C’est ce que nous avons réalisé qui me rend le plus fier. Nous avons consacré 100 M$ sur trois ans pour renforcer l’économie de l’industrie forestière au Québec touchée par les problèmes dans diverses régions. L’aménagement forestier, la sylviculture et les chemins multiressources font partie des décisions que nous avons prises et cela me rend très fier. Autre fierté : lorsque le gouvernement a décidé d’investir 1 G$ pour aider à la transformation de l’industrie forestière canadienne, le Québec a récolté pas mal d’argent. J’ai fait plusieurs annonces, cela a contribué à la performance environnementale sachant maintenant que l’industrie forestière émet à présent 10 % moins de gaz à effet de serre qu’autrefois. Grâce à ce soutien financier, nous avons aidé 38 collectivités dans le cadre de 98 projets au pays, ce qui a permis de conserver 14 000 emplois.

Et pour le Québec, j’aurai eu à travailler avec le défunt ministre des Ressources naturelles, CLAUDE BÉCHARD, et divers autres ministres. De plus, je vous dirais que la bonne entente sur les dossiers forestiers avec Québec est quelque chose d’important.

Quelle est votre vision du Québec forestier pour les années à venir ? Avez-vous des projets ?

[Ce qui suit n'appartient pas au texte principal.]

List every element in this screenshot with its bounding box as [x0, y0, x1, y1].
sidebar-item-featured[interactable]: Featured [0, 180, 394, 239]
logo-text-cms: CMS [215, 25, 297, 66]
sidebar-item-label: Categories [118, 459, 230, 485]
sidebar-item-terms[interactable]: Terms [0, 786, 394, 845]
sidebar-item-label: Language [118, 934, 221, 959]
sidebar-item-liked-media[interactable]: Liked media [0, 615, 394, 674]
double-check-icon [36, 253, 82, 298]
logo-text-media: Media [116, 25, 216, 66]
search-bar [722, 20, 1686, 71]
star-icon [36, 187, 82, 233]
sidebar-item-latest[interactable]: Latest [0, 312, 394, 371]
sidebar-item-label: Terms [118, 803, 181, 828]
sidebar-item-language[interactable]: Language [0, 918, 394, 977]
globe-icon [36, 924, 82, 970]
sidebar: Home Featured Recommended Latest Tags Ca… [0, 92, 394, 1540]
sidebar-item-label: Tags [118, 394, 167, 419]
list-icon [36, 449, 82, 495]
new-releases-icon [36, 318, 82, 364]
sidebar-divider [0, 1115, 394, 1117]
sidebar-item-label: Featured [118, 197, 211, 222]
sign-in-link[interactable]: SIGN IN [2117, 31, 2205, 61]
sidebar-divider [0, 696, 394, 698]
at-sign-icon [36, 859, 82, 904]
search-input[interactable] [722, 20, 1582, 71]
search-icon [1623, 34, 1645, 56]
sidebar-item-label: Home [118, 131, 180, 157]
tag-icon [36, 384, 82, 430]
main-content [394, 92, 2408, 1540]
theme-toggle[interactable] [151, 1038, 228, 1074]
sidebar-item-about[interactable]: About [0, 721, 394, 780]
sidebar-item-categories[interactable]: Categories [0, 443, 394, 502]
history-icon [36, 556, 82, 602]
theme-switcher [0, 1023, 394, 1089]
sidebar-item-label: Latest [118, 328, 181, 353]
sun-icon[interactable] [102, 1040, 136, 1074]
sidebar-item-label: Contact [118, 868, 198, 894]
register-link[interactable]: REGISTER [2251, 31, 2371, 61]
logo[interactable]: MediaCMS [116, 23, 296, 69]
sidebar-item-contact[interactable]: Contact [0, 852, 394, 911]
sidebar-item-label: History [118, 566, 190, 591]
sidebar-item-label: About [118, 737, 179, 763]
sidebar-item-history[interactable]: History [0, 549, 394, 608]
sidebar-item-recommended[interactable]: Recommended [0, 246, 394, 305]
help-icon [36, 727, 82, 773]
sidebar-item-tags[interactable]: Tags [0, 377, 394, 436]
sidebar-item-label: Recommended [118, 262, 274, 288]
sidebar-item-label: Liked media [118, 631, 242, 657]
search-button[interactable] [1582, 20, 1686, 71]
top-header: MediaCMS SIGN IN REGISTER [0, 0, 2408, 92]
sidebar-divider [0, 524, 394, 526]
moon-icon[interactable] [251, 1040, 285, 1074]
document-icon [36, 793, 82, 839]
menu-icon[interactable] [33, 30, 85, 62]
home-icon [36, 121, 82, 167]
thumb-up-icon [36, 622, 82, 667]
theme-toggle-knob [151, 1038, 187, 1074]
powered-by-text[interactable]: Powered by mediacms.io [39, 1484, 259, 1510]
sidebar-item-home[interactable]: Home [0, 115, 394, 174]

D’entrée de jeu, le fédéral a une vision de partenariat. Nous avons mis de l’avant un programme qui devait se terminer il y a plusieurs années et nous avons décidé de le poursuivre. Il s’agit du programme d’innovation forestière (PIF) qui consiste à financer les activités de recherche et le développement de marchés. On continue à soutenir les produits canadiens forestiers (APFC). Un gouvernement ne remplace pas l’entreprise privée, mais la soutient et c’est dans cette direction que nous allons continuer à apporter des programmes nous permettant de soutenir les changements et les modifications à l’industrie forestière. Nous allons continuer à développer de nouveaux marchés comme l’Europe, ce qui va devenir intéressant, ainsi que d’autres coins du monde. Nous voulons faciliter l’exportation de nos produits, nous allons continuer à soutenir le gouvernement du Québec au chapitre de l’industrie forestière.

Comment qualifieriez-vous vos relations avec les acteurs locaux forestiers de votre circonscription et ceux du gouvernement provincial et du ministère de la Forêt, de la Faune et des Parcs?

Elles sont d’un réalisme très grand. Nous avons tous notre travail à faire, nous nous parlons ouvertement et les relations sont très bonnes. Les gens savent que je suis un partenaire et que je vais le demeurer à l’intérieur de mes mandats et de mes compétences. Dans ma région, je parle régulièrement à tous les intervenants, qu’ils soient politiques, syndicaux, économiques ou autres comme les milieux des entreprises. Évidemment, il y a des enjeux importants, chacun a son mandat, mais l’important est de bâtir l’avenir ensemble et c’est dans ce sens que je vais continuer.